TASIKMALAYA — Polres Tasikmalaya Kota mengerahkan pasukan gabungan untuk mempersempit ruang gerak pelaku kejahatan jalanan. Patroli skala besar digelar pada Minggu (16/8/2026) dini hari, menyasar jam-jam rawan yang kerap dimanfaatkan pelaku kejahatan saat warga terlelap.
Operasi ini melibatkan personel dari Pamapta, Pawas, piket fungsi, Satuan Reserse, Satuan Narkoba, Intelijen, hingga Tim Maung Galunggung Satuan Samapta. Mereka menyisir sejumlah titik yang dinilai memiliki potensi kerawanan tinggi di wilayah Kota Tasikmalaya.

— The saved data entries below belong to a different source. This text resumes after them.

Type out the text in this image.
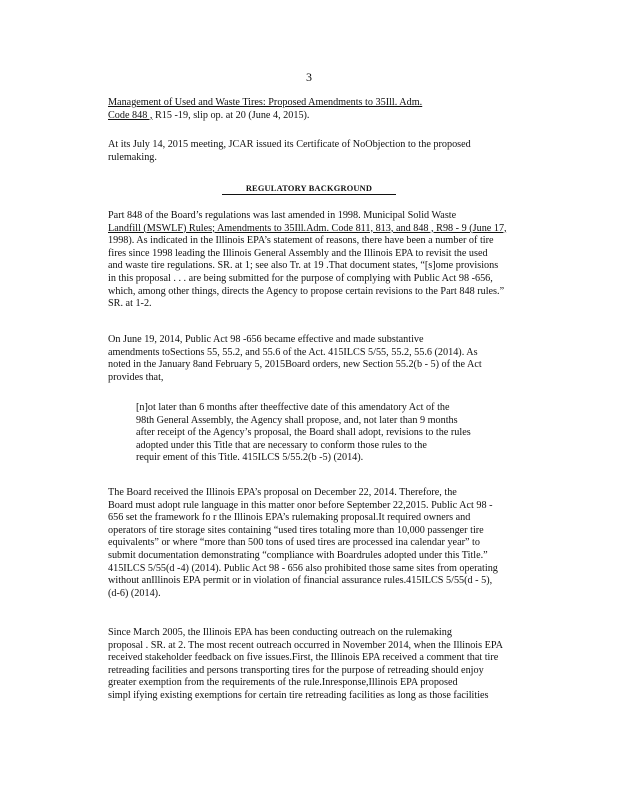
3
Management of Used and Waste Tires: Proposed Amendments to 35Ill. Adm.
Code 848 , R15 -19, slip op. at 20 (June 4, 2015).
At its July 14, 2015 meeting, JCAR issued its Certificate of NoObjection to the proposed
rulemaking.
REGULATORY BACKGROUND
Part 848 of the Board’s regulations was last amended in 1998. Municipal Solid Waste
Landfill (MSWLF) Rules; Amendments to 35Ill.Adm. Code 811, 813, and 848 , R98 - 9 (June 17,
1998). As indicated in the Illinois EPA’s statement of reasons, there have been a number of tire
fires since 1998 leading the Illinois General Assembly and the Illinois EPA to revisit the used
and waste tire regulations. SR. at 1; see also Tr. at 19 .That document states, “[s]ome provisions
in this proposal . . . are being submitted for the purpose of complying with Public Act 98 -656,
which, among other things, directs the Agency to propose certain revisions to the Part 848 rules.”
SR. at 1-2.
On June 19, 2014, Public Act 98 -656 became effective and made substantive
amendments toSections 55, 55.2, and 55.6 of the Act. 415ILCS 5/55, 55.2, 55.6 (2014). As
noted in the January 8and February 5, 2015Board orders, new Section 55.2(b - 5) of the Act
provides that,
[n]ot later than 6 months after theeffective date of this amendatory Act of the
98th General Assembly, the Agency shall propose, and, not later than 9 months
after receipt of the Agency’s proposal, the Board shall adopt, revisions to the rules
adopted under this Title that are necessary to conform those rules to the
requir ement of this Title. 415ILCS 5/55.2(b -5) (2014).
The Board received the Illinois EPA’s proposal on December 22, 2014. Therefore, the
Board must adopt rule language in this matter onor before September 22,2015. Public Act 98 -
656 set the framework fo r the Illinois EPA’s rulemaking proposal.It required owners and
operators of tire storage sites containing “used tires totaling more than 10,000 passenger tire
equivalents” or where “more than 500 tons of used tires are processed ina calendar year” to
submit documentation demonstrating “compliance with Boardrules adopted under this Title.”
415ILCS 5/55(d -4) (2014). Public Act 98 - 656 also prohibited those same sites from operating
without anIllinois EPA permit or in violation of financial assurance rules.415ILCS 5/55(d - 5),
(d-6) (2014).
Since March 2005, the Illinois EPA has been conducting outreach on the rulemaking
proposal . SR. at 2. The most recent outreach occurred in November 2014, when the Illinois EPA
received stakeholder feedback on five issues.First, the Illinois EPA received a comment that tire
retreading facilities and persons transporting tires for the purpose of retreading should enjoy
greater exemption from the requirements of the rule.Inresponse,Illinois EPA proposed
simpl ifying existing exemptions for certain tire retreading facilities as long as those facilities
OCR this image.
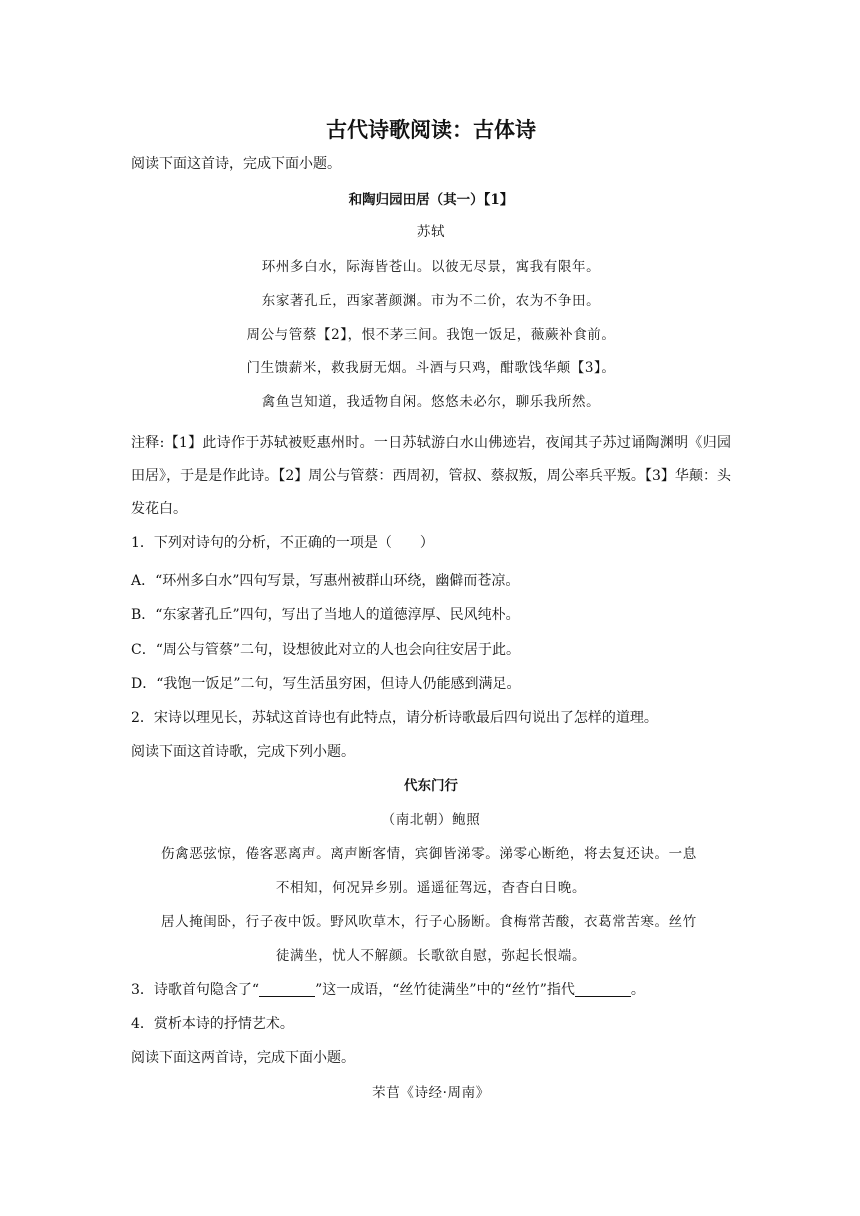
古代诗歌阅读：古体诗
阅读下面这首诗，完成下面小题。
和陶归园田居（其一）【1】
苏轼
环州多白水，际海皆苍山。以彼无尽景，寓我有限年。
东家著孔丘，西家著颜渊。市为不二价，农为不争田。
周公与管蔡【2】，恨不茅三间。我饱一饭足，薇蕨补食前。
门生馈薪米，救我厨无烟。斗酒与只鸡，酣歌饯华颠【3】。
禽鱼岂知道，我适物自闲。悠悠未必尔，聊乐我所然。
注释:【1】此诗作于苏轼被贬惠州时。一日苏轼游白水山佛迹岩，夜闻其子苏过诵陶渊明《归园田居》，于是是作此诗。【2】周公与管蔡：西周初，管叔、蔡叔叛，周公率兵平叛。【3】华颠：头发花白。
1．下列对诗句的分析，不正确的一项是（　　）
A．“环州多白水”四句写景，写惠州被群山环绕，幽僻而苍凉。
B．“东家著孔丘”四句，写出了当地人的道德淳厚、民风纯朴。
C．“周公与管蔡”二句，设想彼此对立的人也会向往安居于此。
D．“我饱一饭足”二句，写生活虽穷困，但诗人仍能感到满足。
2．宋诗以理见长，苏轼这首诗也有此特点，请分析诗歌最后四句说出了怎样的道理。
阅读下面这首诗歌，完成下列小题。
代东门行
（南北朝）鲍照
伤禽恶弦惊，倦客恶离声。离声断客情，宾御皆涕零。涕零心断绝，将去复还诀。一息
不相知，何况异乡别。遥遥征驾远，杳杳白日晚。
居人掩闺卧，行子夜中饭。野风吹草木，行子心肠断。食梅常苦酸，衣葛常苦寒。丝竹
徒满坐，忧人不解颜。长歌欲自慰，弥起长恨端。
3．诗歌首句隐含了“	”这一成语，“丝竹徒满坐”中的“丝竹”指代	。
4．赏析本诗的抒情艺术。
阅读下面这两首诗，完成下面小题。
芣苢《诗经·周南》
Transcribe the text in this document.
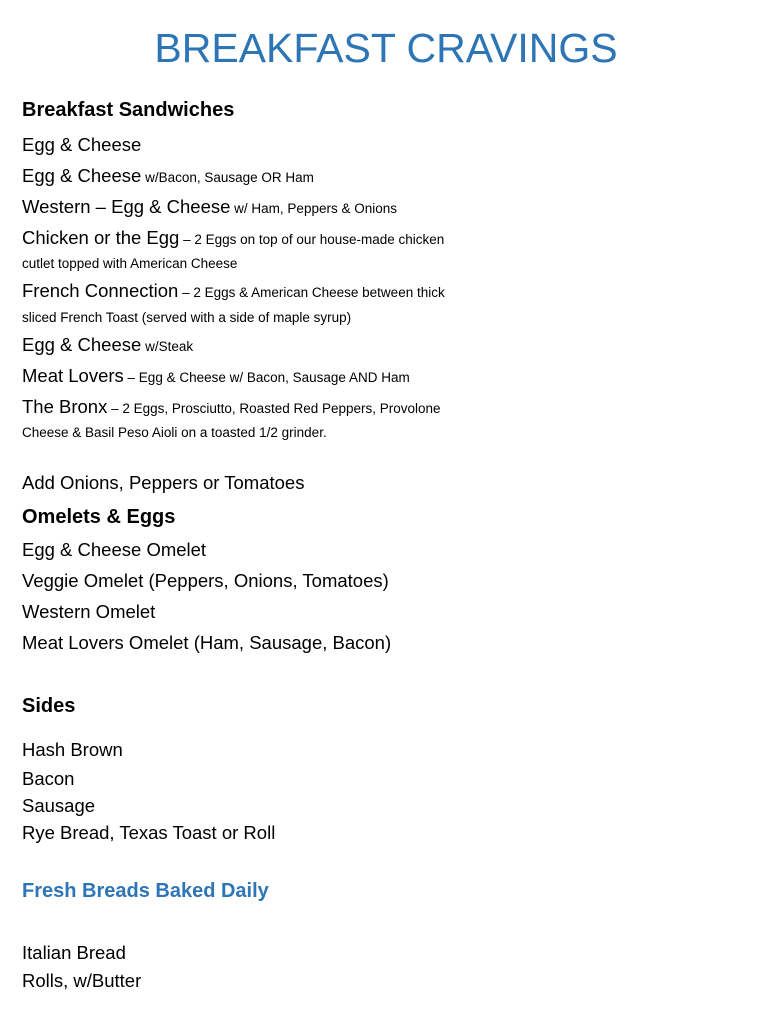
BREAKFAST CRAVINGS
Breakfast Sandwiches
Egg & Cheese
Egg & Cheese w/Bacon, Sausage OR Ham
Western – Egg & Cheese w/ Ham, Peppers & Onions
Chicken or the Egg – 2 Eggs on top of our house-made chicken
cutlet topped with American Cheese
French Connection – 2 Eggs & American Cheese between thick
sliced French Toast (served with a side of maple syrup)
Egg & Cheese w/Steak
Meat Lovers – Egg & Cheese w/ Bacon, Sausage AND Ham
The Bronx – 2 Eggs, Prosciutto, Roasted Red Peppers, Provolone
Cheese & Basil Peso Aioli on a toasted 1/2 grinder.
Add Onions, Peppers or Tomatoes
Omelets & Eggs
Egg & Cheese Omelet
Veggie Omelet (Peppers, Onions, Tomatoes)
Western Omelet
Meat Lovers Omelet (Ham, Sausage, Bacon)
Sides
Hash Brown
Bacon
Sausage
Rye Bread, Texas Toast or Roll
Fresh Breads Baked Daily
Italian Bread
Rolls, w/Butter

Fokus Antisipasi Curanmor dan Aksi Geng Jalanan
Patroli KRYD ini diarahkan untuk mencegah tindak kriminal C3, yaitu pencurian dengan pemberatan (curat), pencurian dengan kekerasan (curas), dan pencurian kendaraan bermotor (curanmor). Aksi geng jalanan yang kerap meresahkan juga menjadi perhatian utama dalam operasi dini hari tersebut.
“Patroli ini dalam rangka mencegah C3, yaitu curat, curas maupun curanmor, serta mengantisipasi aksi geng jalanan,” ujar Pamapta III Polres Tasikmalaya Kota, Ipda Iyan Budi, Minggu dini hari.
Kehadiran personel di lapangan diharapkan memberikan efek gentar bagi pelaku kejahatan sekaligus rasa aman bagi masyarakat yang masih beraktivitas pada malam hingga menjelang pagi.
Warga Diminta Aktif Jaga Lingkungan
Polres Tasikmalaya Kota tidak hanya mengandalkan patroli. Masyarakat diajak berperan aktif menjaga keamanan lingkungan masing-masing. Warga diimbau untuk segera melaporkan aktivitas mencurigakan kepada pihak berwenang.
“Keamanan bukan hanya tanggung jawab polisi, tetapi membutuhkan peran aktif seluruh masyarakat,” kata Ipda Iyan Budi menegaskan.
Hingga patroli berakhir, situasi di wilayah hukum Polres Tasikmalaya Kota dilaporkan dalam kondisi aman dan terkendali. Operasi serupa akan terus digencarkan untuk memastikan suasana malam tetap kondusif, terutama pada waktu-waktu yang dinilai rawan menjelang pagi.